Oh, and don't forget the bonus tracks. The single version of "The Silent Sun" is only slightly better than the album one (and that one's really dull, actually), but the other three are all highly recommendable. "That's Me" is, as usual, catchy as all get out, a great anthem of misogyny, while "A Winter's Tale" has yet another incredible chorus melody, while "One Eyed Hound" has great interaction between the piano melody and Peter's vocals.

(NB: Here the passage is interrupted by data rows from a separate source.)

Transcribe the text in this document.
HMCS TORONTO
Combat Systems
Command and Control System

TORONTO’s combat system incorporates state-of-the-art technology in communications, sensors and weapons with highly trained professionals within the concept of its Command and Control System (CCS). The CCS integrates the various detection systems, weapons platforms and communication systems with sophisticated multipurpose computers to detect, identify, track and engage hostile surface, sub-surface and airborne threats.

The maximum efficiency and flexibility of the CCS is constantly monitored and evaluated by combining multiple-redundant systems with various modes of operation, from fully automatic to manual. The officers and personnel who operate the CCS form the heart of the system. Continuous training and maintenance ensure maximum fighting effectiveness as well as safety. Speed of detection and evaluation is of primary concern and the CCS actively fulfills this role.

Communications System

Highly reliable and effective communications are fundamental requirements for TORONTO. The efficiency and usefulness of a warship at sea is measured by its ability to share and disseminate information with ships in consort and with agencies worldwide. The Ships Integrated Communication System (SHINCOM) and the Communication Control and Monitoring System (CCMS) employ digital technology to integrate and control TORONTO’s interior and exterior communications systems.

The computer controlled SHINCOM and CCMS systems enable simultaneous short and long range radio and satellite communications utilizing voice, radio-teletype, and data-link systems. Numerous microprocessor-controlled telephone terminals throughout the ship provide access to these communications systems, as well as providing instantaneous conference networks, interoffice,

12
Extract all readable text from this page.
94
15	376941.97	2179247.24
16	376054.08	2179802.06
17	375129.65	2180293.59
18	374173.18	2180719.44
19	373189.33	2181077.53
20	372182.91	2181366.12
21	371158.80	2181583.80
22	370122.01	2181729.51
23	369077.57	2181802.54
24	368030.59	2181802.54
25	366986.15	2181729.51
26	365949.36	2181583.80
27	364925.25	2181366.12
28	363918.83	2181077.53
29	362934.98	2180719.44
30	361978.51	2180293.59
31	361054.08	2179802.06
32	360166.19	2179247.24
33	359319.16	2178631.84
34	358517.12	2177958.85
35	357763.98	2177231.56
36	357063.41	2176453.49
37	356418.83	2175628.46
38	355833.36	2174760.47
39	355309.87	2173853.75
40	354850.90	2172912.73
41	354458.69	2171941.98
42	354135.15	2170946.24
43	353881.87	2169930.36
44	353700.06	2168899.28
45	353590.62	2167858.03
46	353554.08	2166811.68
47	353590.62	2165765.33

Oh, I was going to tell you about Peter's vocals on this album, wasn't I. Now, at first glance, it would seem that Peter fails miserably in trying to vocalize the early chapters of Genesis, the logic being that since he's singing about such a profound part of Christianity, he should sound booming and authoritative to match the profundity. Well, quite honestly, I think that's bunk. How do you really think Adam would have been upon his placement on the earth - authoritative and patriarchal, ready to assume his place as the biological father of all of Man? Bull. He would have been filled with wide-eyed awe at all of the creations around him - his own body, the animals in the garden, not to mention Eve and this new, strange emotion called 'love'. And in THAT way, Peter pulls off the album to an absolute tee. The lyrics (which, btw, are NOT bad - they are youthful and naive in their feel, but naive does not necessarily mean bad or sloppy) and vocals on this album combine in such a way as to perfectly convey the 'story behind the story' with Adam.

In case you haven't been able to tell, I really like this album. If you dislike it, well, it's your own choice, but dismissing it so easily just based on the lack of competent instrumentation and stupid orchestration seems no less than a fatal mistake to me.